In conclusion double pylorus is mostly seen as a complication of gastric ulcers. Similarly, with the causing disorder, primary treatment choice is acid suppression with antiulcer drugs and stopping usage of ulcerogenic drugs.

References:

1. Kwan WH, Yeung WH, Chan TM, Cheng CS. Double pylorus with occult gastrointestinal bleeding. J HK Coll Radiol 2001; 4: 157-9.
2. Safatle-Ribeiro AV, Ribeiro Junior U, Habr-Gama A, GamaRodrigues JJ. Double pylorus: case report and review of the literature. Rev Hosp Clin Fac Med Sao Paulo 1999; 54: 131-4.
3. Qing-Yu Chen, Yan Chen, Liang, Jing Wang, Qin Du, Jian-Ting Cai, Jia-Min Chen. Acquired double pylorus: A case report. Asian Pacific Journal of Tropical Medicine. 2012; 503-504
4. Akazawa Y, Mizuta Y, Osabe M, Nakamura T, Morikawa S, Isomoto H, et al. A case of double pylorus caused by recurrent gastric ulcers: a long-term endoscopic observation. Dig Dis Sci 2005; 50: 2125-8.
5. Ruvashni Naidoo, Bhugwan Singh. Congenital Double Pylorus. Case Reports in Gastrointestinal Medicine 2012; Article ID 537697, 2 pages
6. Mohammad Reza Fattahi, Katayoon Homayoon, Laleh Hamidpour. Double Pylorus in a Cirrhotic Patient: A Case Report and Review of the Literature.

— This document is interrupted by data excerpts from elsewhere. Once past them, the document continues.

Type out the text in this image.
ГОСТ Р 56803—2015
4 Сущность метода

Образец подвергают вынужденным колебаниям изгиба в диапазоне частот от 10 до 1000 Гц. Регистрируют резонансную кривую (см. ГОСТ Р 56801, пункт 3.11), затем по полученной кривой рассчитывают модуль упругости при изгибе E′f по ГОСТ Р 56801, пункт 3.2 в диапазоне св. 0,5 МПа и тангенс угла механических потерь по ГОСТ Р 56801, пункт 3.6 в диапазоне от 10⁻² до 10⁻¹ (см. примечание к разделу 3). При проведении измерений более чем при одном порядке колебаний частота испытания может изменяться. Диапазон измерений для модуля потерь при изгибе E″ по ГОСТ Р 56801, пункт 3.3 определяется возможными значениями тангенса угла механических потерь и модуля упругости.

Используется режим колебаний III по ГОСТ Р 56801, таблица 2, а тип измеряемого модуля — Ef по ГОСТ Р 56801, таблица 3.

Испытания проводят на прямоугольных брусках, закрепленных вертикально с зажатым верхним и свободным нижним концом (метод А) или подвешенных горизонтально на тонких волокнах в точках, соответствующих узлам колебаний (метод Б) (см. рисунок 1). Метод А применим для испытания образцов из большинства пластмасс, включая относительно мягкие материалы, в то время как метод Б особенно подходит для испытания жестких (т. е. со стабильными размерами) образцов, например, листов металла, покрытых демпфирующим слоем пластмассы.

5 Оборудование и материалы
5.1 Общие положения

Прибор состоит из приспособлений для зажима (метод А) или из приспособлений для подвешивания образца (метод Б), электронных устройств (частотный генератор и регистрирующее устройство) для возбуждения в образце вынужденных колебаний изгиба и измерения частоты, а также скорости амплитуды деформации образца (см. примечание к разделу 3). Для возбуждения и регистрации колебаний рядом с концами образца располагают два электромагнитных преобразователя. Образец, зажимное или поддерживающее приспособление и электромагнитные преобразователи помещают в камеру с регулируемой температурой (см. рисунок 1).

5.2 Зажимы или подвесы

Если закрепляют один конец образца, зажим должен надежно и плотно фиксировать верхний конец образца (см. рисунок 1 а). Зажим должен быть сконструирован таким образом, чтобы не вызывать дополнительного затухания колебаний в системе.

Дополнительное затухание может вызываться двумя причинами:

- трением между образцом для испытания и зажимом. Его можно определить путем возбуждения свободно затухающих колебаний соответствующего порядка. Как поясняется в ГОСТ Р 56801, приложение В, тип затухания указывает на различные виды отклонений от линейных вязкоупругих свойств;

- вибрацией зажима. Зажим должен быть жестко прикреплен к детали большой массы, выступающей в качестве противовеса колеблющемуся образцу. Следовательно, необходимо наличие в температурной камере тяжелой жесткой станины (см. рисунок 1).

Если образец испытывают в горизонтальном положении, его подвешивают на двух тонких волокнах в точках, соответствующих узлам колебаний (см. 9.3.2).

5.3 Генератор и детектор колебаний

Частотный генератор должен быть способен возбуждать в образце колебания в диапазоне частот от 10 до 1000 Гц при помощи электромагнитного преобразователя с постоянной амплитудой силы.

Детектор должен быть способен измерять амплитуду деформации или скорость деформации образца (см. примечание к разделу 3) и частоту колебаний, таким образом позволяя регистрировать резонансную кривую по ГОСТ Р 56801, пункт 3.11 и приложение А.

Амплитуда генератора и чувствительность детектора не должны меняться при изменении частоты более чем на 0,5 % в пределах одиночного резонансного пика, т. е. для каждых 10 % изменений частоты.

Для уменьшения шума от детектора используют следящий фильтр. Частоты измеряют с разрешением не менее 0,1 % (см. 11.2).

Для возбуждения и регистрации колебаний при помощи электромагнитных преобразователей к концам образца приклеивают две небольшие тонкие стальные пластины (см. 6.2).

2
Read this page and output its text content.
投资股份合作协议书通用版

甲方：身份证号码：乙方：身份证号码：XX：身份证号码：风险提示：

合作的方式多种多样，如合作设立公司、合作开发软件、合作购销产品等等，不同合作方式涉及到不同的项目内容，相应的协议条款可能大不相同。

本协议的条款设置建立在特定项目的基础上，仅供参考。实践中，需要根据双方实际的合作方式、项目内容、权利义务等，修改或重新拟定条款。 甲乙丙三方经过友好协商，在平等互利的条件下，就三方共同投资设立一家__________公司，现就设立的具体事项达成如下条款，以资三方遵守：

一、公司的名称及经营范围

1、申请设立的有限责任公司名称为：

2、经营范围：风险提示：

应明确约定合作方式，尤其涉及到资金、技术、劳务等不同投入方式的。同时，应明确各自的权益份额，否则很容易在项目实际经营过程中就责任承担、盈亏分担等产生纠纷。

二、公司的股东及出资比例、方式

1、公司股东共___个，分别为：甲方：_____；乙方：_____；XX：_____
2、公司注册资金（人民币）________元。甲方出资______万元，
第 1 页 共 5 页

7. Middle East Journal of Digestive Diseases. 2012; 4: 130-132
8. P. Peixoto, A. Sadio, E. Cancela, A. Castanheira, P. Ministro, A. Silva and A. Caldas. Acute upper bleeding due to an unusual complication of peptic ulcer disease – double pylorus. Rev Esp Enferm Dig. 2010; 102: 450-458
9. Hu TH, Tsai TL, Hsu CC, Lu SN, Hsiao M, Changchien CS. Clinical characteristics of double pylorus. Gastrointest Endosc 2001; 54: 464-70.